In our study, the prevalence of iron deficiency anemia was higher in women than in men. Also, while men did not have severe or very severe RLS, in contrast, 36.7% of female workers had severe or very severe RLS. In line with our results, studies have shown that female shift workers, in addition to the mentioned problems, due to the negative effect of working conditions on their eating habits and quality, as well as being in reproductive age, which is considered as one of the periods of increased iron needs of the body, are more exposed to iron-induced anemia [27, 28].

In our study, an inverse and significant correlation was observed between age and work experience with global PSQI and RLS scores.
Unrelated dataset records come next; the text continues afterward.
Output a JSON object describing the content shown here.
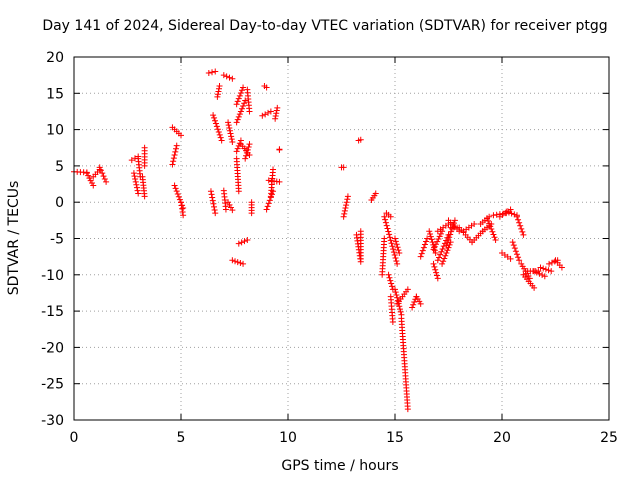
{
  "chart_data": {
    "type": "scatter",
    "title": "Day 141 of 2024, Sidereal Day-to-day VTEC variation (SDTVAR) for receiver ptgg",
    "xlabel": "GPS time / hours",
    "ylabel": "SDTVAR / TECUs",
    "xlim": [
      0,
      25
    ],
    "ylim": [
      -30,
      20
    ],
    "xticks": [
      0,
      5,
      10,
      15,
      20,
      25
    ],
    "yticks": [
      -30,
      -25,
      -20,
      -15,
      -10,
      -5,
      0,
      5,
      10,
      15,
      20
    ],
    "grid": true,
    "marker": "+",
    "color": "#ff0000",
    "series": [
      {
        "name": "SDTVAR",
        "segments": [
          [
            0.0,
            4.2,
            0.6,
            4.1
          ],
          [
            0.6,
            4.0,
            0.9,
            2.3
          ],
          [
            0.9,
            3.5,
            1.2,
            4.5
          ],
          [
            1.2,
            4.8,
            1.5,
            2.8
          ],
          [
            2.7,
            5.8,
            3.0,
            6.3
          ],
          [
            2.8,
            4.0,
            3.0,
            1.2
          ],
          [
            3.0,
            6.0,
            3.1,
            3.5
          ],
          [
            3.2,
            3.5,
            3.3,
            0.8
          ],
          [
            3.3,
            7.5,
            3.3,
            5.0
          ],
          [
            4.6,
            10.3,
            5.0,
            9.2
          ],
          [
            4.8,
            7.8,
            4.6,
            5.2
          ],
          [
            4.7,
            2.3,
            5.1,
            -0.8
          ],
          [
            5.0,
            0.0,
            5.1,
            -1.8
          ],
          [
            6.3,
            17.8,
            6.6,
            18.0
          ],
          [
            6.4,
            1.5,
            6.6,
            -1.5
          ],
          [
            6.5,
            12.0,
            6.9,
            8.5
          ],
          [
            6.7,
            14.5,
            6.8,
            16.0
          ],
          [
            7.0,
            17.5,
            7.4,
            17.0
          ],
          [
            7.0,
            1.6,
            7.1,
            -1.0
          ],
          [
            7.2,
            11.0,
            7.4,
            8.3
          ],
          [
            7.2,
            0.0,
            7.4,
            -1.1
          ],
          [
            7.4,
            -8.0,
            7.9,
            -8.5
          ],
          [
            7.6,
            13.5,
            7.9,
            15.8
          ],
          [
            7.6,
            11.0,
            8.0,
            14.0
          ],
          [
            7.6,
            7.0,
            7.8,
            8.5
          ],
          [
            7.6,
            6.0,
            7.7,
            1.5
          ],
          [
            7.7,
            -5.7,
            8.1,
            -5.2
          ],
          [
            7.8,
            8.0,
            8.2,
            6.5
          ],
          [
            8.1,
            15.5,
            8.2,
            12.5
          ],
          [
            8.0,
            6.0,
            8.2,
            8.0
          ],
          [
            8.3,
            0.0,
            8.3,
            -1.5
          ],
          [
            8.8,
            11.9,
            9.2,
            12.5
          ],
          [
            8.9,
            16.0,
            9.0,
            15.8
          ],
          [
            9.0,
            -1.0,
            9.3,
            1.5
          ],
          [
            9.1,
            3.0,
            9.6,
            2.8
          ],
          [
            9.3,
            4.5,
            9.2,
            0.8
          ],
          [
            9.5,
            13.0,
            9.4,
            11.5
          ],
          [
            9.6,
            7.3,
            9.6,
            7.2
          ],
          [
            12.5,
            4.8,
            12.6,
            4.8
          ],
          [
            12.6,
            -2.0,
            12.8,
            0.8
          ],
          [
            13.2,
            -4.5,
            13.4,
            -8.2
          ],
          [
            13.4,
            -7.8,
            13.4,
            -4.0
          ],
          [
            13.3,
            8.5,
            13.4,
            8.6
          ],
          [
            13.9,
            0.3,
            14.1,
            1.2
          ],
          [
            14.4,
            -10.0,
            14.5,
            -5.0
          ],
          [
            14.5,
            -2.0,
            15.1,
            -8.5
          ],
          [
            14.6,
            -1.5,
            14.8,
            -2.0
          ],
          [
            15.0,
            -5.0,
            15.2,
            -7.0
          ],
          [
            14.7,
            -10.0,
            14.9,
            -12.0
          ],
          [
            14.8,
            -13.0,
            14.9,
            -16.5
          ],
          [
            15.0,
            -12.0,
            15.3,
            -15.5
          ],
          [
            15.1,
            -14.0,
            15.6,
            -12.0
          ],
          [
            15.3,
            -16.0,
            15.6,
            -28.5
          ],
          [
            15.8,
            -14.5,
            16.0,
            -13.0
          ],
          [
            16.0,
            -13.0,
            16.2,
            -14.0
          ],
          [
            16.2,
            -7.5,
            16.5,
            -5.0
          ],
          [
            16.6,
            -4.0,
            16.9,
            -7.0
          ],
          [
            16.8,
            -6.5,
            17.2,
            -4.0
          ],
          [
            17.0,
            -4.0,
            17.5,
            -3.0
          ],
          [
            16.8,
            -8.5,
            17.0,
            -10.5
          ],
          [
            17.0,
            -8.0,
            17.5,
            -4.5
          ],
          [
            17.2,
            -8.5,
            17.6,
            -5.5
          ],
          [
            17.6,
            -3.5,
            17.9,
            -3.5
          ],
          [
            17.5,
            -2.5,
            18.0,
            -4.0
          ],
          [
            17.4,
            -6.0,
            17.8,
            -2.5
          ],
          [
            18.0,
            -3.5,
            18.6,
            -5.5
          ],
          [
            18.2,
            -4.0,
            18.7,
            -3.0
          ],
          [
            18.6,
            -5.5,
            19.1,
            -4.0
          ],
          [
            19.0,
            -3.0,
            19.4,
            -2.0
          ],
          [
            19.1,
            -4.0,
            19.5,
            -3.0
          ],
          [
            19.3,
            -2.2,
            19.7,
            -5.2
          ],
          [
            19.6,
            -1.8,
            20.2,
            -1.5
          ],
          [
            19.9,
            -2.0,
            20.4,
            -1.0
          ],
          [
            20.2,
            -1.3,
            20.7,
            -1.8
          ],
          [
            20.0,
            -7.0,
            20.4,
            -7.8
          ],
          [
            20.5,
            -5.5,
            20.8,
            -8.0
          ],
          [
            20.7,
            -2.0,
            21.0,
            -4.5
          ],
          [
            20.9,
            -8.5,
            21.3,
            -10.5
          ],
          [
            21.0,
            -10.0,
            21.5,
            -11.8
          ],
          [
            21.2,
            -9.5,
            21.7,
            -9.5
          ],
          [
            21.5,
            -9.5,
            22.0,
            -10.2
          ],
          [
            21.8,
            -9.0,
            22.3,
            -9.5
          ],
          [
            22.2,
            -8.5,
            22.6,
            -8.0
          ],
          [
            22.5,
            -8.0,
            22.8,
            -9.0
          ]
        ]
      }
    ]
  }
}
This finding was consistent with similar studies in this field [21]. In addition to sleep disorders and RLS, other studies have also reported a high prevalence of anxiety and depression in youth workers [3031]. Perhaps one of the reasons for the higher prevalence of sleep disorder and RLS in workers with lower age and work experience is the lack of work experience, high work stress, and the inability to adapt quickly to the existing work conditions, although investigating the exact causes of this issue requires more studies.

This study has a number of limitations that need to be noted. First, this cross-sectional study was conducted on one group, and there was no control group, while studies such as a case-control study with two groups with equal sample size can increase the statistical efficiency. Second, in a cross-sectional study, it is difficult to examine the causal relationship because the two variables are examined simultaneously and is unclear which one occurred before the other, in other words, the assumption of temporality is not considered; therefore, we need prospective cohort studies to overcome this limitation [32, 33]. Third, 60% of the investigated workers were women and the majority were of menstrual age. Considering there is a relationship between iron deficiency anemia and the menstrual cycle, this anemia may be due to the menstrual cycle rather than their occupation.

Conclusions

The present study showed a high prevalence of iron deficiency anemia, sleep disorder, and RLS in textile industry workers. Also, a significant correlation was observed between iron deficiency anemia and these disorders, so intervention programs to reduce iron deficiency anemia and periodic screening programs to identify sleep disorders and RLS in these workers seem necessary.